The debate sponsored by the North Glasgow Trust has confirmed an already emerging view that the most sensible way forward would be to co-locate the current West Glasgow gynaecology service with the single gynaecology service being proposed for South Glasgow (see paragraphs 11.30 to 11.33 for details).

The outcome of consultation on the choice of whether to locate Glasgow’s second maternity delivery unit at the Southern General or at Yorkhill cannot be anticipated. If the outcome is to choose the Southern General than co-location of gynaecology with both obstetrics and urology would be achieved.
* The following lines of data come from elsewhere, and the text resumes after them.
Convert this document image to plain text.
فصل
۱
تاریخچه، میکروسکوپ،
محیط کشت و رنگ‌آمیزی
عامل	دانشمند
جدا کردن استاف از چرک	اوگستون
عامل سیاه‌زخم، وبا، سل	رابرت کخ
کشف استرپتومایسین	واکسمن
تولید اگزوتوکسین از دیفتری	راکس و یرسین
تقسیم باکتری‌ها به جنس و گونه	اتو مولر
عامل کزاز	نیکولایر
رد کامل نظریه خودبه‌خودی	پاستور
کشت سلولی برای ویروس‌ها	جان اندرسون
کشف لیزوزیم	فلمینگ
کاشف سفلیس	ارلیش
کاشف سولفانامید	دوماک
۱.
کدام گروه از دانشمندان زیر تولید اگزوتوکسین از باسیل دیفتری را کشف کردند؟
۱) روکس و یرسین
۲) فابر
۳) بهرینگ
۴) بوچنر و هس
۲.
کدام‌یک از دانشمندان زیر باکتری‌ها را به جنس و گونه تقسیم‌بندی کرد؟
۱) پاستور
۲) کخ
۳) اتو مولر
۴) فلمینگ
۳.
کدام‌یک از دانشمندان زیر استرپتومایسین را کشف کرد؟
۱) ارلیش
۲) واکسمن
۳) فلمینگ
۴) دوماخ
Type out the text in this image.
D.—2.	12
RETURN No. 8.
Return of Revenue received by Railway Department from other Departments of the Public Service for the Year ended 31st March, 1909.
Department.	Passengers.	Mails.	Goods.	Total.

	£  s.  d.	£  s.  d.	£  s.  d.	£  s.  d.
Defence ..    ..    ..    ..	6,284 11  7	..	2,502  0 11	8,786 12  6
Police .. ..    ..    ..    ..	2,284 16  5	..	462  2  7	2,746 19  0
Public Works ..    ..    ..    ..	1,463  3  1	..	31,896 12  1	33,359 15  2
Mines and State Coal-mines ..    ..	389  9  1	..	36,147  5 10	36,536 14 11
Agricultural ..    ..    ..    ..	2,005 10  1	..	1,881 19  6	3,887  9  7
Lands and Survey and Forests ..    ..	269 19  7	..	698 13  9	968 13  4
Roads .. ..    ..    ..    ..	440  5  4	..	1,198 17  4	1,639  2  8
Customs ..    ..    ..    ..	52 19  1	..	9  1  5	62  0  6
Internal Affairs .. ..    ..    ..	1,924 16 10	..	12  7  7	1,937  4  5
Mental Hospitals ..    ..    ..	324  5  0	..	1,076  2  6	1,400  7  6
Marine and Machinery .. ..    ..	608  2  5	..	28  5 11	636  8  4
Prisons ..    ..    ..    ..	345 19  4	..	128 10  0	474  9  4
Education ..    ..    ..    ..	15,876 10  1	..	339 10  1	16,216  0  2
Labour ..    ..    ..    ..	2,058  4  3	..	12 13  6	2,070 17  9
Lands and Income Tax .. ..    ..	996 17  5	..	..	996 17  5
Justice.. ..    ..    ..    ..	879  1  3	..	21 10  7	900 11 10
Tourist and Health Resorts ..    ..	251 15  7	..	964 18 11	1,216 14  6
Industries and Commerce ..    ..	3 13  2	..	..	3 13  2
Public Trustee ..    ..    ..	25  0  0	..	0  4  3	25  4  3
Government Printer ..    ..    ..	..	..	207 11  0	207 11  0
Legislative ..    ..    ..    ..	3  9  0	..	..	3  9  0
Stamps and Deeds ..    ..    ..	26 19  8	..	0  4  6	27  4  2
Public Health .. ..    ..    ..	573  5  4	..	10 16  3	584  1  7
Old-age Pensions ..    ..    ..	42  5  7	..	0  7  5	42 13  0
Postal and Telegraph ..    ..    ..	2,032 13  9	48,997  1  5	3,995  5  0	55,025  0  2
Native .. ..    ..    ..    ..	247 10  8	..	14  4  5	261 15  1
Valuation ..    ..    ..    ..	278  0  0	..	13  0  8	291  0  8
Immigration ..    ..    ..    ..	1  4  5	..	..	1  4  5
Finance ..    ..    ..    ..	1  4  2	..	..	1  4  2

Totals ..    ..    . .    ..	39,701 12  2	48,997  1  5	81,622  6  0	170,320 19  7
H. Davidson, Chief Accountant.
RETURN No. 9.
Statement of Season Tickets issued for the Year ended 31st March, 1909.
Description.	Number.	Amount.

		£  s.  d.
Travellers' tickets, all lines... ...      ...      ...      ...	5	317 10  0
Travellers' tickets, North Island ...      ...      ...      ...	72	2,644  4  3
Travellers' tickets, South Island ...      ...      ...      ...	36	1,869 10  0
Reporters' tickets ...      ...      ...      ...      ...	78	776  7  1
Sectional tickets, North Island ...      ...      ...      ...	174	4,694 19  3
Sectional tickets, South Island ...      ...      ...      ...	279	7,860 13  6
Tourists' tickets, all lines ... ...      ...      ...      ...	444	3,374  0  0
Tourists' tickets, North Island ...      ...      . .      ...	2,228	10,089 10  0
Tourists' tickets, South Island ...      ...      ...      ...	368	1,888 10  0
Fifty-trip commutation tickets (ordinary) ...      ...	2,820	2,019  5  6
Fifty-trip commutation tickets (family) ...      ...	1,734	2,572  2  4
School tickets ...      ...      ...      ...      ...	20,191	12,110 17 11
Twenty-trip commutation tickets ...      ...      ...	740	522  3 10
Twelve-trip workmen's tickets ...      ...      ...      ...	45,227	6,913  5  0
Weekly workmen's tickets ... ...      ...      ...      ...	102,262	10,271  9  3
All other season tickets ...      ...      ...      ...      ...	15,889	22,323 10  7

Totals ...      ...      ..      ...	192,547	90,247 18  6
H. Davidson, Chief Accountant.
If the outcome is to choose Yorkhill, the obstetrics and gynaecology team supporting its operation would be separated from the Southern General by a relatively short journey through the Clyde Tunnel (approximately 10 minutes).

The issue of timing is set out in paragraph 11.32. Synchronised transfer of the West Glasgow and Victoria Infirmary in-patient gynaecology services to the Southern General in the Autumn of 2001 would avoid gynaecology having to make a double move (from the Western Infirmary to Gartnavel and then to the Southern General).

We therefore propose that in-patient gynaecology should transfer from the Western Infirmary to the Southern General as soon as the necessary upgraded ward and theatre capacity has been provided (hopefully by the Autumn of 2001). Out-patient and day case work will continue to be done in West Glasgow.